John notes that Medical City Children’s Hospital has “several hundred pediatric specialists on staff, including pediatric anesthesiologists.” Together, they “enable us to do everything from the minor surgeries to the most complex surgical cases.”
Additionally, John is “very proud” of the nursing at Medical City Children’s Hospital. “We have some of the best nurses in the country here at this hospital.” As proof, he notes that Medical City Children’s Hospital was the first children’s hospital in Dallas to earn Magnet certification for nursing excellence.
Medical City Children’s Hospital also believes in the importance of family-centered care. John says that one of the particular responsibilities when caring for children is helping them understand what they’re going through. “We incorporate the entire family in that” process, including parents and siblings. “We consider them members of the caregiving team as opposed to visitors to the hospital. We are happy that we are able to provide that kind of environment.”
John arrived at Medical City Children’s Hospital in 2005. He says, “it’s very exciting to be a part of everything that is going on here. There is a real commitment to the families and the children that we take care of. This is truly an incredible place, and the quality of services we provide are second to none in the country.” John offers an overview of Medical City Children’s Hospital in the video below.
Pediatric Physical Therapist
“When I talk to people about how amazing Medical City Children’s Hospital is,” Amanda says, “I emphasize the consistent continuum of care that every staff member provides to every child, regardless of their roles in the child’s care. We treat the whole child, addressing not only their sickness, but also their emotional state and overall sense of well-being. We are big enough to meet all patient and family needs, but also small enough to be able to provide the essential individual attention for every child who walks through our doors.”

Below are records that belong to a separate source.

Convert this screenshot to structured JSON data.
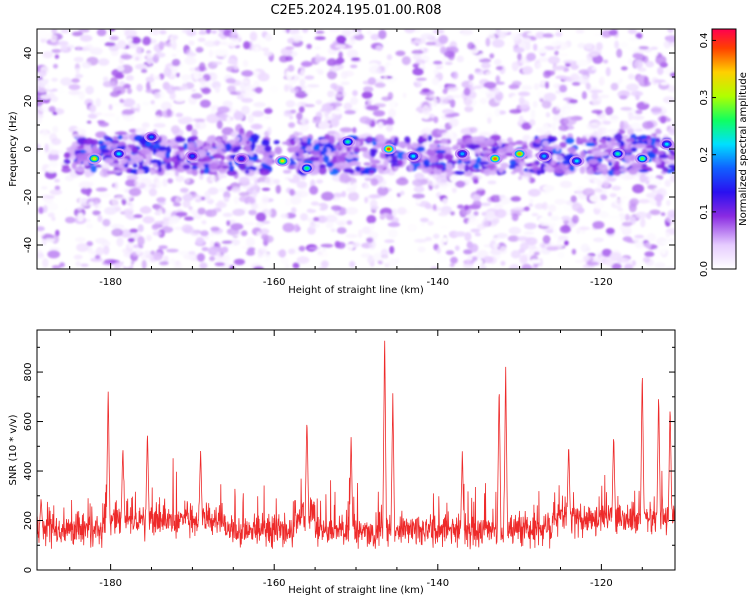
{
  "title": "C2E5.2024.195.01.00.R08",
  "colors": {
    "snr_line": "#ee2a2a",
    "axis": "#000000"
  },
  "chart_data": [
    {
      "type": "heatmap",
      "name": "spectrogram",
      "xlabel": "Height of straight line (km)",
      "ylabel": "Frequency (Hz)",
      "xlim": [
        -189,
        -111
      ],
      "ylim": [
        -50,
        50
      ],
      "xticks": [
        -180,
        -160,
        -140,
        -120
      ],
      "yticks": [
        -40,
        -20,
        0,
        20,
        40
      ],
      "colorbar": {
        "label": "Normalized spectral amplitude",
        "range": [
          0.0,
          0.42
        ],
        "ticks": [
          "0.0",
          "0.1",
          "0.2",
          "0.3",
          "0.4"
        ],
        "tick_values": [
          0.0,
          0.1,
          0.2,
          0.3,
          0.4
        ]
      },
      "signal_band_hz": [
        -10,
        5
      ],
      "hotspots": [
        {
          "x": -182,
          "y": -4,
          "v": 0.34
        },
        {
          "x": -179,
          "y": -2,
          "v": 0.22
        },
        {
          "x": -175,
          "y": 5,
          "v": 0.18
        },
        {
          "x": -170,
          "y": -3,
          "v": 0.16
        },
        {
          "x": -164,
          "y": -4,
          "v": 0.15
        },
        {
          "x": -159,
          "y": -5,
          "v": 0.34
        },
        {
          "x": -156,
          "y": -8,
          "v": 0.26
        },
        {
          "x": -151,
          "y": 3,
          "v": 0.24
        },
        {
          "x": -146,
          "y": 0,
          "v": 0.38
        },
        {
          "x": -143,
          "y": -3,
          "v": 0.22
        },
        {
          "x": -137,
          "y": -2,
          "v": 0.2
        },
        {
          "x": -133,
          "y": -4,
          "v": 0.37
        },
        {
          "x": -130,
          "y": -2,
          "v": 0.36
        },
        {
          "x": -127,
          "y": -3,
          "v": 0.2
        },
        {
          "x": -123,
          "y": -5,
          "v": 0.22
        },
        {
          "x": -118,
          "y": -2,
          "v": 0.24
        },
        {
          "x": -115,
          "y": -4,
          "v": 0.28
        },
        {
          "x": -112,
          "y": 2,
          "v": 0.22
        }
      ]
    },
    {
      "type": "line",
      "name": "snr",
      "xlabel": "Height of straight line (km)",
      "ylabel": "SNR (10 * v/v)",
      "xlim": [
        -189,
        -111
      ],
      "ylim": [
        0,
        970
      ],
      "xticks": [
        -180,
        -160,
        -140,
        -120
      ],
      "yticks": [
        0,
        200,
        400,
        600,
        800
      ],
      "baseline_mean": 160,
      "peaks": [
        {
          "x": -188.5,
          "y": 290
        },
        {
          "x": -180.3,
          "y": 740
        },
        {
          "x": -178.5,
          "y": 505
        },
        {
          "x": -175.5,
          "y": 565
        },
        {
          "x": -169.0,
          "y": 485
        },
        {
          "x": -156.0,
          "y": 618
        },
        {
          "x": -150.6,
          "y": 545
        },
        {
          "x": -146.5,
          "y": 970
        },
        {
          "x": -145.5,
          "y": 720
        },
        {
          "x": -137.0,
          "y": 480
        },
        {
          "x": -132.5,
          "y": 760
        },
        {
          "x": -131.7,
          "y": 825
        },
        {
          "x": -124.0,
          "y": 515
        },
        {
          "x": -118.5,
          "y": 555
        },
        {
          "x": -115.0,
          "y": 820
        },
        {
          "x": -113.0,
          "y": 720
        },
        {
          "x": -111.6,
          "y": 675
        }
      ]
    }
  ]
}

For example, Amanda once made a superhero outfit for a patient—complete with cape and mask—to convince him he could overcome any obstacle during his strength training. She says that kind of personalized approach “is necessary because each child is unique. But they all like to have fun—and so do I! I make every attempt to incorporate fun activities, parents, and even siblings.” Her examples include painting murals on windows while working on standing balance and taking a trip outside to visit a family pet while working on endurance training.
Because of her commitment to individualized care and to mentoring aspiring therapists, Amanda was selected as the winner of the Irma Bartlebaugh Ancillary Excellence Award in 2009.
Amanda joined Medical City Children’s Hospital in July 2007 “because the quality of care is outstanding. I also appreciate the wide variety of patients and the amazing staff.” She feels that “the doctors, nurses, and ancillary staff communicate openly.”